Я и не помышлял о том, чтобы намеренно выводить из строя их электронику. Напротив, я надеялся, что все оборудование функционирует как подобает, поскольку мои обязанности заключались в том, чтобы придать еще большую достоверность той роли, которую играла эта политическая пара в общественной жизни Германии.
Хорошо, что я предусмотрительно прихватил небольшой фонарик, который приходится постоянно брать с собой в загран- и иные путешествия. Мало ли что – погас свет, нужно тихо пройти, не включая светильники или люстры. И тут фонарик – в самый раз.
Я уже бывал в этом доме и поэтому неплохо ориентировался в здешних апартаментах. Быстро прошел в переднюю. Затем пересек жилую комнату, подошел к роялю Петры и, минуя открытый камин, направился по лестнице наверх, в небольшой рабочий кабинет. На полпути остановился.
Господи, что это!.. Тонкий лучик моего фонаря высветил на ступеньках неожиданную картину. Валялись замшевые мужские перчатки со знакомыми инициалами «Г. Б.», а выше – разбросаны в беспорядке книги.
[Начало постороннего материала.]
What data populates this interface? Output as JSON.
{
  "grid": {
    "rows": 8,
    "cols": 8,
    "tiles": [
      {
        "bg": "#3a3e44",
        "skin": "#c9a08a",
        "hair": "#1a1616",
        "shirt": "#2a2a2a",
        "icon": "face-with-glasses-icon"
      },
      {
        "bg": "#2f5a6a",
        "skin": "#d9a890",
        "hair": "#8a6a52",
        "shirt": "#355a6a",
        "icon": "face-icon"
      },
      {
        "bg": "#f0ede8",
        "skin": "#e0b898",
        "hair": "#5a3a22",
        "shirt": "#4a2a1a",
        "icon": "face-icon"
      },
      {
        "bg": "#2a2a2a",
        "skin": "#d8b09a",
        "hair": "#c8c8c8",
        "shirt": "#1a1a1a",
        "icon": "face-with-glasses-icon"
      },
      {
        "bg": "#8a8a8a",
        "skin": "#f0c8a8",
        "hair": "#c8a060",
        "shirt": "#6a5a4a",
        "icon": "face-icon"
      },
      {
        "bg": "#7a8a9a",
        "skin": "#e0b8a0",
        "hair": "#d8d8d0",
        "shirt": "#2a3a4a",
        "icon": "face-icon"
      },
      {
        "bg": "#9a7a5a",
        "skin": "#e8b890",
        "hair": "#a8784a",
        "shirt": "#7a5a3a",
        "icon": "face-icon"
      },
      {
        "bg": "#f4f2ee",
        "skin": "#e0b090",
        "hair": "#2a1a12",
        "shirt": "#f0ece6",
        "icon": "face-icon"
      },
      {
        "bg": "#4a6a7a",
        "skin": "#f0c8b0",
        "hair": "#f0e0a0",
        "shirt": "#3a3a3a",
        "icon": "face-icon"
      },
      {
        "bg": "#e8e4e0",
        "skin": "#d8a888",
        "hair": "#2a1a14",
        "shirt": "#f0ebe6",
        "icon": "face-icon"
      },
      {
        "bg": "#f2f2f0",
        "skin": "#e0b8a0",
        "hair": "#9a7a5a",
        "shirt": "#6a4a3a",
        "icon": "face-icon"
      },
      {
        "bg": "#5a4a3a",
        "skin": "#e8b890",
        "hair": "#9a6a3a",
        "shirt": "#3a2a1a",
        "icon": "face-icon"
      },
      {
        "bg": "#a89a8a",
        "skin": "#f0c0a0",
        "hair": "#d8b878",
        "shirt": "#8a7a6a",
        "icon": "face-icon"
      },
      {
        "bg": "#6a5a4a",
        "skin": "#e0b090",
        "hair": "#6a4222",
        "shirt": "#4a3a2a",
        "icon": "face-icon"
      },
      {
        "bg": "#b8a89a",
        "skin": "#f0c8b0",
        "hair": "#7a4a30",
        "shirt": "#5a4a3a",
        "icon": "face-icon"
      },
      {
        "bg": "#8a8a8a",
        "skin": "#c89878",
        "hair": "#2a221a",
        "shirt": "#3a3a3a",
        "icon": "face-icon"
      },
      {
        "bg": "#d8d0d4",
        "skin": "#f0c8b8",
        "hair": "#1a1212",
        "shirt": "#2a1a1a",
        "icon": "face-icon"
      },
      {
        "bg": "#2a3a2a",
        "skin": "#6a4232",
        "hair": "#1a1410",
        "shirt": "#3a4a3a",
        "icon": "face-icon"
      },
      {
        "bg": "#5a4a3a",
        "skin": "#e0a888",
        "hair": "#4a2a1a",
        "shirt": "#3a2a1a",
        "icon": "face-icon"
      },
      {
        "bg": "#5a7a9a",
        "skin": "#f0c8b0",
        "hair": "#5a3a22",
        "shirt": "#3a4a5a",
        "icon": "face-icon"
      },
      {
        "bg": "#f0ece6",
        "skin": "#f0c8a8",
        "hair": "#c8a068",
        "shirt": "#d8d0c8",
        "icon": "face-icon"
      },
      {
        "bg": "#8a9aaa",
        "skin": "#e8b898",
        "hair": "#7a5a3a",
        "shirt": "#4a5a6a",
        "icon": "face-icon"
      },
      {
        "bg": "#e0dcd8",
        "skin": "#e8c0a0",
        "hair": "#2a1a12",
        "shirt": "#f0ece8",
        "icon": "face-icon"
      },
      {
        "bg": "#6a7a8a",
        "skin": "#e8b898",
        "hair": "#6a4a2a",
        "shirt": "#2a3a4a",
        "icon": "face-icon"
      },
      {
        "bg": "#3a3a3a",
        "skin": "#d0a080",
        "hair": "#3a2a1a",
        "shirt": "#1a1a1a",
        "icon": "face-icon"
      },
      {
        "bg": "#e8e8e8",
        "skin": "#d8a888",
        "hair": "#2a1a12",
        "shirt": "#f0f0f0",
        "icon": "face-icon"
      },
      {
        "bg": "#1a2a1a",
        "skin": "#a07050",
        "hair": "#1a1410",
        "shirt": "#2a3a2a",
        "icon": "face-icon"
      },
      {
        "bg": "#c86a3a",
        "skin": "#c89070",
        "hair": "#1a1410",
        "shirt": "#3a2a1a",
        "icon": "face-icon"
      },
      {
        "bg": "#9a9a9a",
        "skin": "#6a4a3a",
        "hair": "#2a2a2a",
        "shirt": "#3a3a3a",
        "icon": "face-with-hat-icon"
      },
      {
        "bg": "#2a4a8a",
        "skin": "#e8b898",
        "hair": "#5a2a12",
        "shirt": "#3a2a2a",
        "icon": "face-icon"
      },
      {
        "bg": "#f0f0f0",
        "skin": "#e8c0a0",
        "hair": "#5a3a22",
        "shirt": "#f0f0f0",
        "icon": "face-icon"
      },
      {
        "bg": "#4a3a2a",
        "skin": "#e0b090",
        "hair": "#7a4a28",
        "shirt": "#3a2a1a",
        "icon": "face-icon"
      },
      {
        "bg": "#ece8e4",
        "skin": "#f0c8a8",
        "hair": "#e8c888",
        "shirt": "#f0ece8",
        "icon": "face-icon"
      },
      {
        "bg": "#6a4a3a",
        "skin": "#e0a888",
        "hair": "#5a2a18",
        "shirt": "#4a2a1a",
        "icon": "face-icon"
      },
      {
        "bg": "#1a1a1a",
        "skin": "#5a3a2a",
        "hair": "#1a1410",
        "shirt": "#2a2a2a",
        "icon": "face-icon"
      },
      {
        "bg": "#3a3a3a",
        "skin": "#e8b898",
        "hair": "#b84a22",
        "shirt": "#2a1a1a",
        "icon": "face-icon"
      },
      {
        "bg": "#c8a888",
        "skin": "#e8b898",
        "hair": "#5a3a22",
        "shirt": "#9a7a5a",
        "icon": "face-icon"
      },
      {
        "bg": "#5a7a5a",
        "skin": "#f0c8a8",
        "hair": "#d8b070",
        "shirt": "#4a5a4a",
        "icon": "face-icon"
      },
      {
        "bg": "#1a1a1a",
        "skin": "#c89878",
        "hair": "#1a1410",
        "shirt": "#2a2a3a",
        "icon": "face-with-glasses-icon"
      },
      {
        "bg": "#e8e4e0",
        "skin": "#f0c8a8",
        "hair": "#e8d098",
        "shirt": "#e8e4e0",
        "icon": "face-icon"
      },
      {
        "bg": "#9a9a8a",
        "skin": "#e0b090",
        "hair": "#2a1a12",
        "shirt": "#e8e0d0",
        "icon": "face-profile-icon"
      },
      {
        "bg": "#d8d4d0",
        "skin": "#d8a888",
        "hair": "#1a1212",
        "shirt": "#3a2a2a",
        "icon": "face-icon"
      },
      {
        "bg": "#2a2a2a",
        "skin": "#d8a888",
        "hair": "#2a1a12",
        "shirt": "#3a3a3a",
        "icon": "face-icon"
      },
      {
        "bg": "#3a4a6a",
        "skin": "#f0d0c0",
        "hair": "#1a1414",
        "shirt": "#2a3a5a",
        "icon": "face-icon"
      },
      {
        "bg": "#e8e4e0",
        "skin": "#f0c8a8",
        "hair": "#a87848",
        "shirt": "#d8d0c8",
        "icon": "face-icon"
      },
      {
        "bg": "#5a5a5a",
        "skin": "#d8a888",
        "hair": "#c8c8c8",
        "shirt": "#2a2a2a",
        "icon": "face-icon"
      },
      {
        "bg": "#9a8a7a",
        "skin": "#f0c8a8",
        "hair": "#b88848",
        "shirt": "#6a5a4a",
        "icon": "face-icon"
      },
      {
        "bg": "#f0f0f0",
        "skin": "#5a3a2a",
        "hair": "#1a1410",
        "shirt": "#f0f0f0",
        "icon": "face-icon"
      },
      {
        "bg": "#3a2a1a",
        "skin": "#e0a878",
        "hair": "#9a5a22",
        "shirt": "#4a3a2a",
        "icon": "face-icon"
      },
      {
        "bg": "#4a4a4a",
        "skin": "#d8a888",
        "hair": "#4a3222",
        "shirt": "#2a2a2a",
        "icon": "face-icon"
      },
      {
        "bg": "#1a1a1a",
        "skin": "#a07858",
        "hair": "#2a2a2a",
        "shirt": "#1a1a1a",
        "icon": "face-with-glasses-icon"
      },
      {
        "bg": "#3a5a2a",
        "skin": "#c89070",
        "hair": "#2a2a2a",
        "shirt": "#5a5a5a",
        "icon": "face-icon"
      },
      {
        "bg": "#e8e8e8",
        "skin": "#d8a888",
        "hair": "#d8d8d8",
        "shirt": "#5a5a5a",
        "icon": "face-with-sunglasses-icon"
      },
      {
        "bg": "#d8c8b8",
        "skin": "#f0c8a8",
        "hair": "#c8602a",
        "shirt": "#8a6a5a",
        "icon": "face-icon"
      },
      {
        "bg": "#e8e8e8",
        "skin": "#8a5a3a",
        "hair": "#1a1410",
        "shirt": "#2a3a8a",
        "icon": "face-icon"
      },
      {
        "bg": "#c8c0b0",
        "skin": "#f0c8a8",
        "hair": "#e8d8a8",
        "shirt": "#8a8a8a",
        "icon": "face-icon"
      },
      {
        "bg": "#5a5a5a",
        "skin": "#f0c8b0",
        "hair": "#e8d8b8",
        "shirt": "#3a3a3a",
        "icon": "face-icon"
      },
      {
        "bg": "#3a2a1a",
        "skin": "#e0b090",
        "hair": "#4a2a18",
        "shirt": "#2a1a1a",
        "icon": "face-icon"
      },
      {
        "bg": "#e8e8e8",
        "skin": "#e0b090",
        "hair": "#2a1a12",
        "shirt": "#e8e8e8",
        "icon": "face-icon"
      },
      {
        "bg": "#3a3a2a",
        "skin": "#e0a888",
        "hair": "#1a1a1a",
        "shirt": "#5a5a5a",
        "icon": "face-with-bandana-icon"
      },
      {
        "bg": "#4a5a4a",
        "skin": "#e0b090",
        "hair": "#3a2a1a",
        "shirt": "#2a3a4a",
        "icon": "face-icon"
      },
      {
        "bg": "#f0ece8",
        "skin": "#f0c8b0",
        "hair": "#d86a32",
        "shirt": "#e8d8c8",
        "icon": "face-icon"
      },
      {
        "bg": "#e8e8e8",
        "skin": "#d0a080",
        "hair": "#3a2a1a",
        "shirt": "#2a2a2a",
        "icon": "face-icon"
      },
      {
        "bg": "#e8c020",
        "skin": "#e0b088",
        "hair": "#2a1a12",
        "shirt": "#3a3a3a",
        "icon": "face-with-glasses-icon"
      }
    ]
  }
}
А далее я увидел тело генерала Бастиана, распластавшееся на лестничной площадке…
Картина была ужасная: пуля была выпущена ему в лоб, а потому кровью было залито все кругом.
На небольшом столике в маленькой рабочей комнатке генерала я обнаружил записку Петры Келли своему спутнику, которую она написала, вероятно, перед тем, как лечь спать. Поскольку Герд вставал рано, он мог с успехом выполнить часть ее поручений. Я скользнул глазами по тексту:
«Мой Гердик!
1) Пожалуйста (только пораньше), закажи цветы для фрау Домберг в Бонне и для моей бабушки Бирле (2 букета). Не забудь: у моей бабушки день рождения (одну шаль ценой от 50 дойчмарок). Но шаль должна быть там раньше всего. И еще. Насчет билетов: не забудь заказать, Герд. Привет!
Твоя Петра крепко обнимает тебя в честь 87-летнего дня рождения моей бабушки Бирле.
Божьего благословения тебе.
2) Еще раз напоминаю: билеты на поезд!
3) Где находится Заксенхауз?
4) Завтра до?. (если время терпит до 10.30, то разбуди меня в 10.00).
P. S.: Я люблю тебя!!!»
Я вспомнил, что генерал еще на конференции говорил, что собирается с Петрой посетить бывший концлагерь Заксенхауз. Я мимолетно встречался с ними в Берлине на конгрессе, где мы договорились о нашем рандеву под Бонном.
И я представил Герда Бастиана, как он, обычно довольно рано встающий, занимался утром в доме Келли – тем же, что и в апартаментах отеля Кемпински: расклеивал жёлтые или зелёные листочки с короткими приписками о том, что нужно сделать, – своеобразные «заметки на память».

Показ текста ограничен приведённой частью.